Devouring Dark by Alan Baxter: a Review by E.G. Stone

One of the most looming things in the lives of all living is death. Many see death as a darkness that will inevitably come and destroy them. Poetry, plays, novels, treatises, art and more have all been created about the matter. Rarely, though, have I seen a piece of dark supernatural thriller examine the matter of death and darkness in the way that Alan Baxter’s Devouring Dark managed to do. Of course, rarely do I see contemporary novels of any sort reference Shakespeare and the craziness of a London pub in the same chapter.

Devouring Dark follows Matt McCloud, a man who has darkness inside him doing its very best to eat him alive. He can assuage this effect by touching others and spreading the darkness on to them; it eats them and he can live. Matt has been using this particular talent of his by hunting down criminals of various sorts and acting as a supernatural vigilante. Unfortunately for him, he is seen. This leads to his entanglement with a criminal enterprise of the darkest sorts. Matt must fight both the darkness within and without if he is going to survive this particular situation. Only his wits, his friends, and a mysterious woman with a similar darkness are able to help him. Will the darkness, and thusly, death win?

If the story itself doesn’t grab you—though it is definitely one of the more creative stories I have read in a bit—then the writing itself will. This piece is an intriguing conglomeration of musings on the various forms that darkness can take, be it through a character’s thoughts, the casual mention of Hamlet by a man dying, even the situations themselves.

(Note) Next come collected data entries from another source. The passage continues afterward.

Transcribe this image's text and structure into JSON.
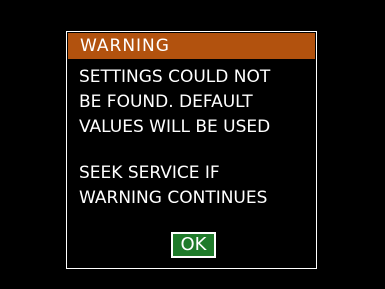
{
  "dialog": {
    "title": "WARNING",
    "message_lines_1": "SETTINGS COULD NOT\nBE FOUND. DEFAULT\nVALUES WILL BE USED",
    "message_lines_2": "SEEK SERVICE IF\nWARNING CONTINUES",
    "ok_label": "OK"
  },
  "colors": {
    "background": "#000000",
    "title_bar": "#b2520e",
    "ok_button": "#1f7a2a",
    "text": "#ffffff",
    "border": "#ffffff"
  }
}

However, this is no piece of pure philosophy; this is a thriller mixed with elements of noir, with the according danger to the character’s world, the desperate race to save things, the need to solve a crime or defeat that crime, and all the according pieces that are so enthralling to us lovers of mysterious happenings. The sequence of events is never too much to follow, nor are the various character interactions unlikely or unbelievable. Everything flows together quite nicely and I was kept intrigued until the very end.

As for the characters, they were extremely well done. The depth of each primary character, including the villainous or slightly-questionable ones, was incredibly well managed. Matt, despite his dangerous and illegal hobby of going after and killing criminal elements, was likeable and sympathetic. Victor was dislikable and sympathetic in much the same way, because of the way his empire functioned and the perhaps normal business of running a pub. Amy Cavendish was, though, my favourite of the array of characters because she was eminently more normal than all the others; she may have had a similar dangerous and illegal hobby as Matt, but seemed so much more cheerful about the matter.

Be forewarned, though, this book is definitely on the darker side of the supernatural/thriller realm. A lot of the struggles that the characters, protagonist or antagonist, face are definitely ones that force an examination of the darker side of things. There are even a few situations where people die in quite gruesome ways. Many reviewers have said that this book combines horror elements as well as the elements one would expect in supernatural thriller fiction. Now, I may be a bit dark in my own judgements, but I would say that this book did not quite fall into the horror category for me. (However, I did some research and discovered that many of the books I considered gothic, dark, or even just a bit intense are considered horror. Frankenstein, Dracula, many of the Edgar Allan Poe pieces [these I did generally classify as horror, but not all] are in the horror genre. Which means that I could be completely wrong in my genre identification.) I would not necessarily call this piece gory or spectacularly violent; it does not revel in or describe exclusively, violence or violent situations. But it is definitely dark, requiring a person to examine their own relationship with the darkness residing within, as well as their perception of death. For me, though, there was missing that extra edge of psychological manipulation that I expected from a horror piece.

This darkness does not, though, diminish my opinion of this book in any way. I would say that overwhelmingly, the writing was excellently done. Never once was I dragged from the story due to an unlikely situation or misspelt words. The story itself pulled me through, desperate to find out what the characters were going to do in order to extricate themselves from the pretty terrible situations in which they found themselves. The characters were interesting and sympathetic. And the ending… well, let’s just say that it made perfect sense and was both interesting and satisfying in a slightly death-y sort of way.

Anyways, I would have to say that Devouring Dark most definitely made it onto my list of best books for the 2020 reading year. I would highly recommend this book to anyone interested in a bit of supernatural thriller or a delving into the human psyche. Settle in, though, because it is a wild ride.